CQC commissioned to review use of restraint, seclusion and segregation for autistic people, and people with a learning disability and/or mental health condition.
NHS Digital have published their monthly data set, showing 2,060 children, young people and adults were in inpatient settings at the end of October 2020. There has been no decrease in the total number of individuals in inpatient services since September 2020. The average length of stay in inpatient settings remains 5.7 years.
Data published today shows children, young people and adults in inpatient units experienced 4,360 restrictive interventions in August 2020. This is a slight decrease from figures reported last month for July. However, the actual figure is likely to be much higher with serious under-reporting. Only 3 out of 15 independent providers and 27 out of 56 NHS providers reported data.

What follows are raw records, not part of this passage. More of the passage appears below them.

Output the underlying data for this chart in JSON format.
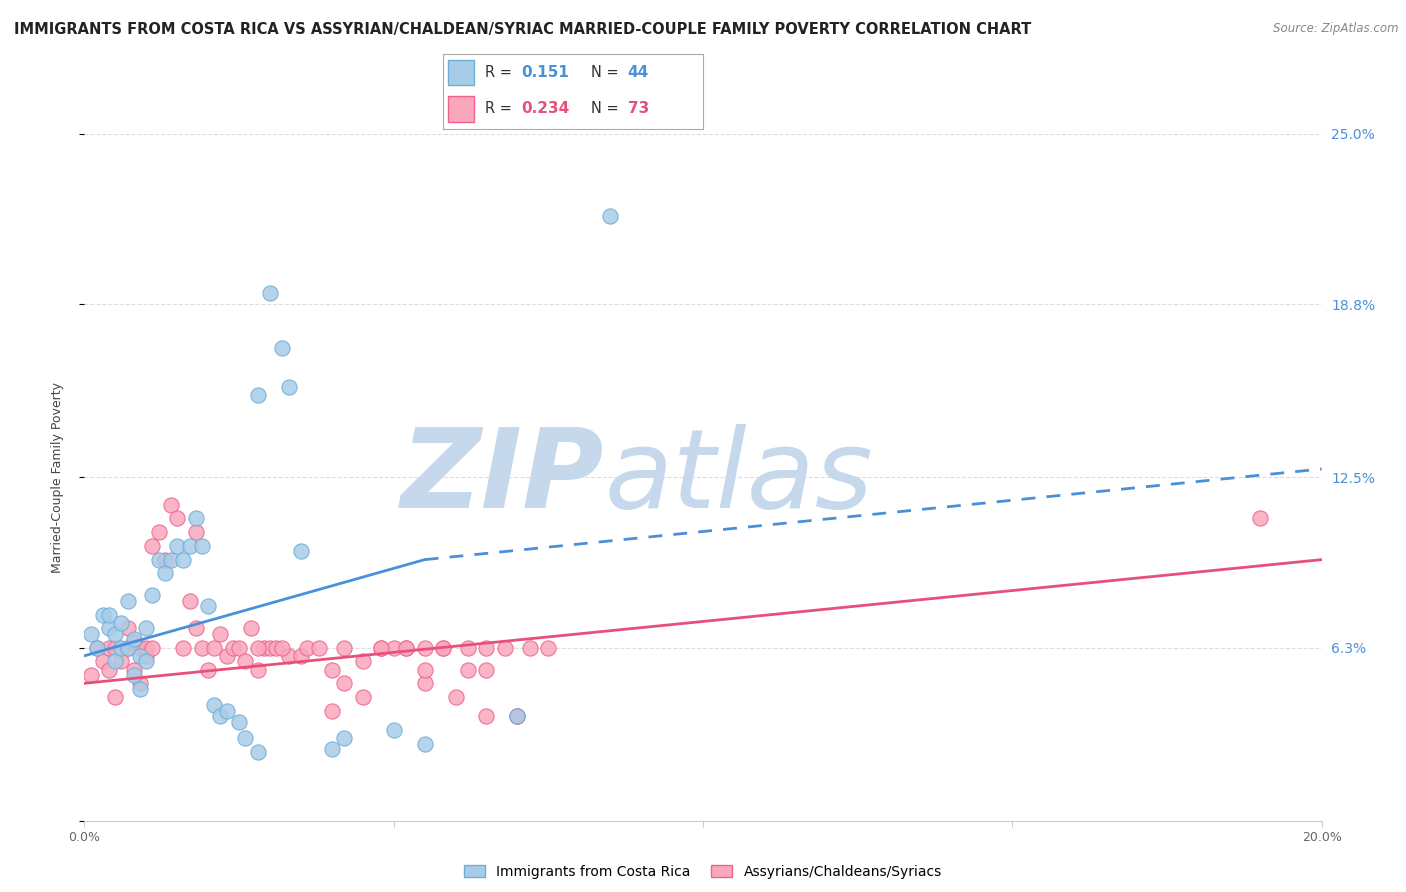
{
  "title": "IMMIGRANTS FROM COSTA RICA VS ASSYRIAN/CHALDEAN/SYRIAC MARRIED-COUPLE FAMILY POVERTY CORRELATION CHART",
  "source": "Source: ZipAtlas.com",
  "ylabel": "Married-Couple Family Poverty",
  "xlim": [
    0.0,
    0.2
  ],
  "ylim": [
    0.0,
    0.25
  ],
  "yticks": [
    0.0,
    0.063,
    0.125,
    0.188,
    0.25
  ],
  "ytick_labels": [
    "",
    "6.3%",
    "12.5%",
    "18.8%",
    "25.0%"
  ],
  "xticks": [
    0.0,
    0.05,
    0.1,
    0.15,
    0.2
  ],
  "xtick_labels": [
    "0.0%",
    "",
    "",
    "",
    "20.0%"
  ],
  "legend_R1": "0.151",
  "legend_N1": "44",
  "legend_R2": "0.234",
  "legend_N2": "73",
  "series1_color": "#a8cce8",
  "series2_color": "#f9a8bc",
  "series1_edge": "#6baed6",
  "series2_edge": "#f06090",
  "trendline1_color": "#4a90d9",
  "trendline2_color": "#e8507a",
  "watermark_zip": "ZIP",
  "watermark_atlas": "atlas",
  "watermark_color": "#c5d8ec",
  "background_color": "#ffffff",
  "series1_x": [
    0.001,
    0.002,
    0.003,
    0.004,
    0.004,
    0.005,
    0.005,
    0.006,
    0.006,
    0.007,
    0.007,
    0.008,
    0.008,
    0.009,
    0.009,
    0.01,
    0.01,
    0.011,
    0.012,
    0.013,
    0.014,
    0.015,
    0.016,
    0.017,
    0.018,
    0.019,
    0.02,
    0.021,
    0.022,
    0.023,
    0.025,
    0.026,
    0.028,
    0.03,
    0.032,
    0.033,
    0.035,
    0.04,
    0.042,
    0.05,
    0.055,
    0.07,
    0.085,
    0.028
  ],
  "series1_y": [
    0.068,
    0.063,
    0.075,
    0.07,
    0.075,
    0.058,
    0.068,
    0.063,
    0.072,
    0.063,
    0.08,
    0.053,
    0.066,
    0.06,
    0.048,
    0.07,
    0.058,
    0.082,
    0.095,
    0.09,
    0.095,
    0.1,
    0.095,
    0.1,
    0.11,
    0.1,
    0.078,
    0.042,
    0.038,
    0.04,
    0.036,
    0.03,
    0.025,
    0.192,
    0.172,
    0.158,
    0.098,
    0.026,
    0.03,
    0.033,
    0.028,
    0.038,
    0.22,
    0.155
  ],
  "series2_x": [
    0.001,
    0.002,
    0.003,
    0.004,
    0.004,
    0.005,
    0.005,
    0.006,
    0.007,
    0.007,
    0.008,
    0.008,
    0.009,
    0.009,
    0.01,
    0.01,
    0.011,
    0.011,
    0.012,
    0.013,
    0.014,
    0.015,
    0.016,
    0.017,
    0.018,
    0.018,
    0.019,
    0.02,
    0.021,
    0.022,
    0.023,
    0.024,
    0.025,
    0.026,
    0.027,
    0.028,
    0.029,
    0.03,
    0.031,
    0.033,
    0.035,
    0.036,
    0.038,
    0.04,
    0.042,
    0.045,
    0.048,
    0.052,
    0.055,
    0.058,
    0.062,
    0.065,
    0.068,
    0.07,
    0.072,
    0.075,
    0.06,
    0.065,
    0.055,
    0.05,
    0.045,
    0.04,
    0.055,
    0.065,
    0.07,
    0.19,
    0.042,
    0.062,
    0.058,
    0.048,
    0.052,
    0.028,
    0.032
  ],
  "series2_y": [
    0.053,
    0.063,
    0.058,
    0.055,
    0.063,
    0.045,
    0.063,
    0.058,
    0.063,
    0.07,
    0.055,
    0.065,
    0.063,
    0.05,
    0.06,
    0.063,
    0.1,
    0.063,
    0.105,
    0.095,
    0.115,
    0.11,
    0.063,
    0.08,
    0.07,
    0.105,
    0.063,
    0.055,
    0.063,
    0.068,
    0.06,
    0.063,
    0.063,
    0.058,
    0.07,
    0.055,
    0.063,
    0.063,
    0.063,
    0.06,
    0.06,
    0.063,
    0.063,
    0.055,
    0.063,
    0.058,
    0.063,
    0.063,
    0.05,
    0.063,
    0.055,
    0.063,
    0.063,
    0.038,
    0.063,
    0.063,
    0.045,
    0.038,
    0.063,
    0.063,
    0.045,
    0.04,
    0.055,
    0.055,
    0.038,
    0.11,
    0.05,
    0.063,
    0.063,
    0.063,
    0.063,
    0.063,
    0.063
  ],
  "trendline1_x_start": 0.0,
  "trendline1_x_solid_end": 0.055,
  "trendline1_x_end": 0.2,
  "trendline1_y_start": 0.06,
  "trendline1_y_solid_end": 0.095,
  "trendline1_y_end": 0.128,
  "trendline2_x_start": 0.0,
  "trendline2_x_end": 0.2,
  "trendline2_y_start": 0.05,
  "trendline2_y_end": 0.095,
  "title_fontsize": 10.5,
  "axis_fontsize": 9,
  "tick_color": "#666666",
  "grid_color": "#dddddd"
}
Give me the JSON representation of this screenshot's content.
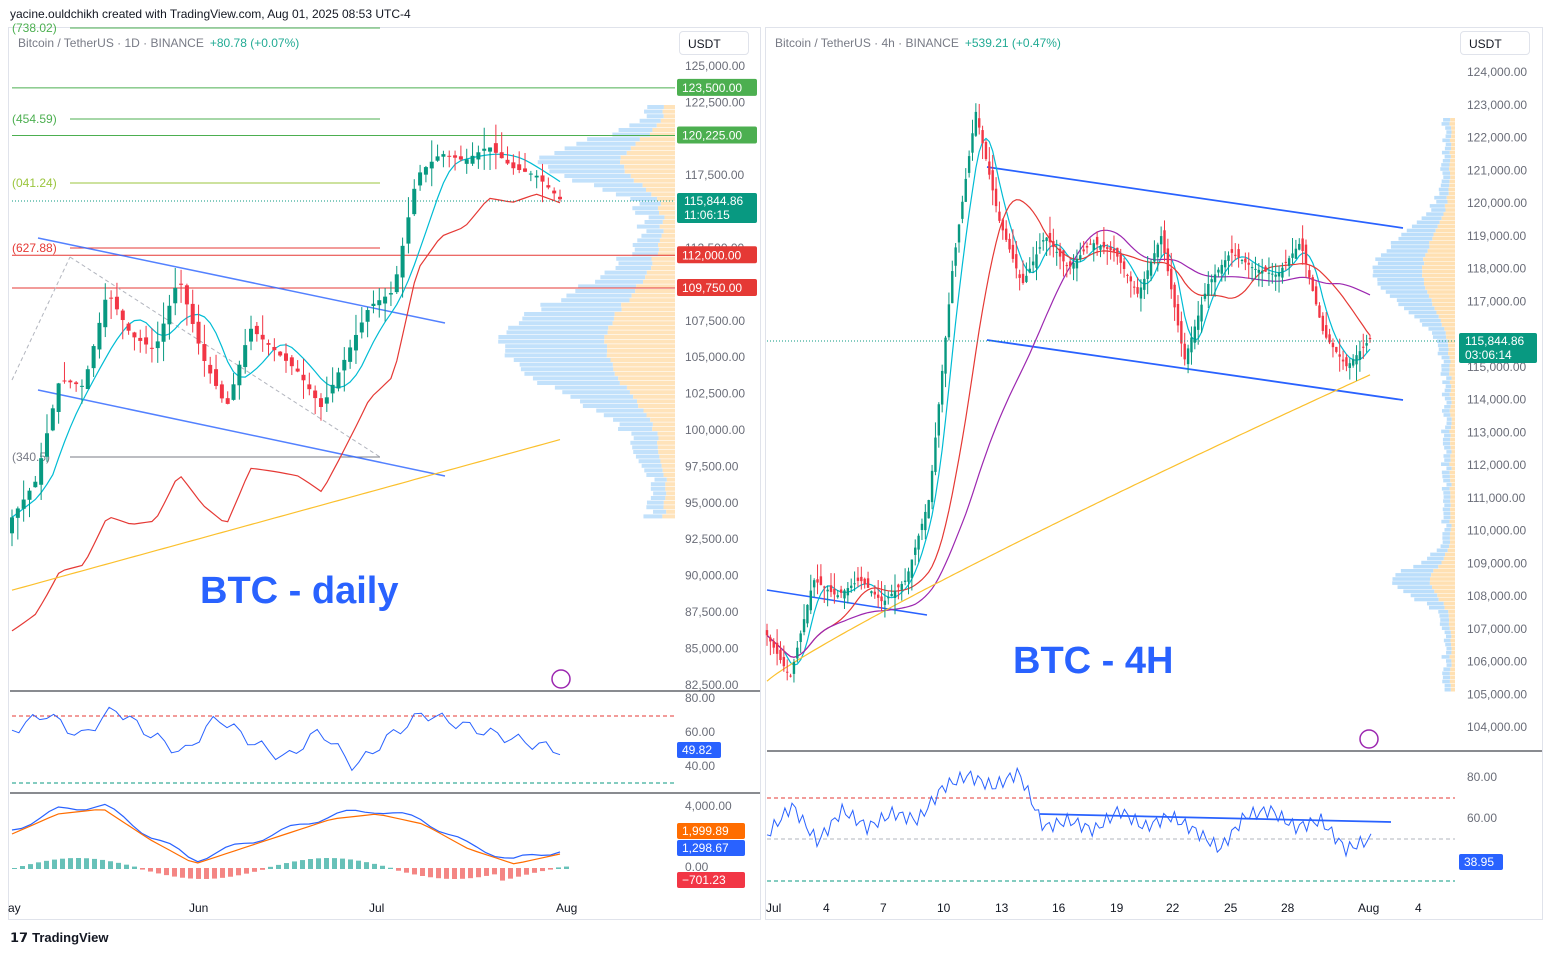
{
  "header": {
    "created_text": "yacine.ouldchikh created with TradingView.com, Aug 01, 2025 08:53 UTC-4"
  },
  "footer": {
    "brand": "TradingView"
  },
  "colors": {
    "up": "#089981",
    "down": "#f23645",
    "accent": "#2962ff",
    "rsi": "#2962ff",
    "macd": "#2962ff",
    "signal": "#ff6d00"
  },
  "left": {
    "symbol": "Bitcoin / TetherUS · 1D · BINANCE",
    "change": "+80.78 (+0.07%)",
    "currency": "USDT",
    "title": "BTC - daily",
    "fib_labels": [
      "(738.02)",
      "(454.59)",
      "(041.24)",
      "(627.88)",
      "(340.5)"
    ],
    "price_ticks": [
      "125,000.00",
      "122,500.00",
      "117,500.00",
      "112,500.00",
      "107,500.00",
      "105,000.00",
      "102,500.00",
      "100,000.00",
      "97,500.00",
      "95,000.00",
      "92,500.00",
      "90,000.00",
      "87,500.00",
      "85,000.00",
      "82,500.00"
    ],
    "price_tags": {
      "resistance_top": "123,500.00",
      "resistance_2": "120,225.00",
      "current": "115,844.86",
      "countdown": "11:06:15",
      "support_1": "112,000.00",
      "support_2": "109,750.00"
    },
    "rsi": {
      "ticks": [
        "80.00",
        "60.00",
        "40.00"
      ],
      "value": "49.82"
    },
    "macd": {
      "ticks": [
        "4,000.00",
        "0.00"
      ],
      "signal_value": "1,999.89",
      "macd_value": "1,298.67",
      "hist_value": "−701.23"
    },
    "time_labels": [
      "ay",
      "Jun",
      "Jul",
      "Aug"
    ]
  },
  "right": {
    "symbol": "Bitcoin / TetherUS · 4h · BINANCE",
    "change": "+539.21 (+0.47%)",
    "currency": "USDT",
    "title": "BTC - 4H",
    "price_ticks": [
      "124,000.00",
      "123,000.00",
      "122,000.00",
      "121,000.00",
      "120,000.00",
      "119,000.00",
      "118,000.00",
      "117,000.00",
      "115,000.00",
      "114,000.00",
      "113,000.00",
      "112,000.00",
      "111,000.00",
      "110,000.00",
      "109,000.00",
      "108,000.00",
      "107,000.00",
      "106,000.00",
      "105,000.00",
      "104,000.00"
    ],
    "price_tags": {
      "current": "115,844.86",
      "countdown": "03:06:14"
    },
    "rsi": {
      "ticks": [
        "80.00",
        "60.00"
      ],
      "value": "38.95"
    },
    "time_labels": [
      "Jul",
      "4",
      "7",
      "10",
      "13",
      "16",
      "19",
      "22",
      "25",
      "28",
      "Aug",
      "4"
    ]
  },
  "chart_data": [
    {
      "type": "line",
      "title": "BTC - daily",
      "x": [
        "May",
        "Jun",
        "Jul",
        "Aug"
      ],
      "ylim": [
        82500,
        126500
      ],
      "series": [
        {
          "name": "Bitcoin / TetherUS · 1D · BINANCE",
          "close_path": [
            94000,
            96500,
            103500,
            103000,
            109500,
            106500,
            105500,
            110500,
            105000,
            101500,
            107000,
            105500,
            104000,
            101500,
            105000,
            108500,
            109500,
            117500,
            119000,
            118500,
            119500,
            118000,
            117500,
            115844.86
          ]
        }
      ],
      "horizontal_levels": [
        123500,
        120225,
        112000,
        109750
      ],
      "annotations": [
        "123,500.00",
        "120,225.00",
        "112,000.00",
        "109,750.00"
      ]
    },
    {
      "type": "line",
      "title": "BTC - 4H",
      "x": [
        "Jul",
        "4",
        "7",
        "10",
        "13",
        "16",
        "19",
        "22",
        "25",
        "28",
        "Aug",
        "4"
      ],
      "ylim": [
        103800,
        124600
      ],
      "series": [
        {
          "name": "Bitcoin / TetherUS · 4h · BINANCE",
          "close_path": [
            106800,
            105500,
            108500,
            108000,
            108500,
            107800,
            108500,
            111000,
            118000,
            122800,
            119500,
            117500,
            119000,
            118000,
            118800,
            118500,
            117200,
            119000,
            115200,
            117500,
            118500,
            118000,
            117800,
            118800,
            116000,
            115000,
            115844.86
          ]
        }
      ],
      "annotations": [
        "115,844.86"
      ]
    }
  ]
}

This data is published in National Safeguarding Adults Week which this year includes a focus on organisational and institutional abuse– referring to neglect and poor care practice in institutions or specific care setting. Today’s figures show that children, young people and adults with learning disabilities and/ or autism are at risk of experiencing restraint and seclusion in inpatient services, including prone restraint. Recently published reports, including by the Joint Committee on Human Rights and the CQC “Out of Sight- who cares?” report have highlighted the human rights abuses that are taking place in inpatient units and the systemic issues that remain.
Despite 9 years of a “Transforming Care” programme, the evidence of poor treatment of children and adults with learning disabilities and autism in inpatient units continues. The lived experience of individuals and families clearly demonstrates that care has not been transformed. Over 9 years after the Winterbourne View scandal the government has failed to take necessary action to provide appropriate, therapeutic and safe care and support for children and adults with learning disabilities and/ or autism close to home.
The issues and solutions are well understood – when will we see the necessary action?
Looking back and we are still waiting for care to be transformed.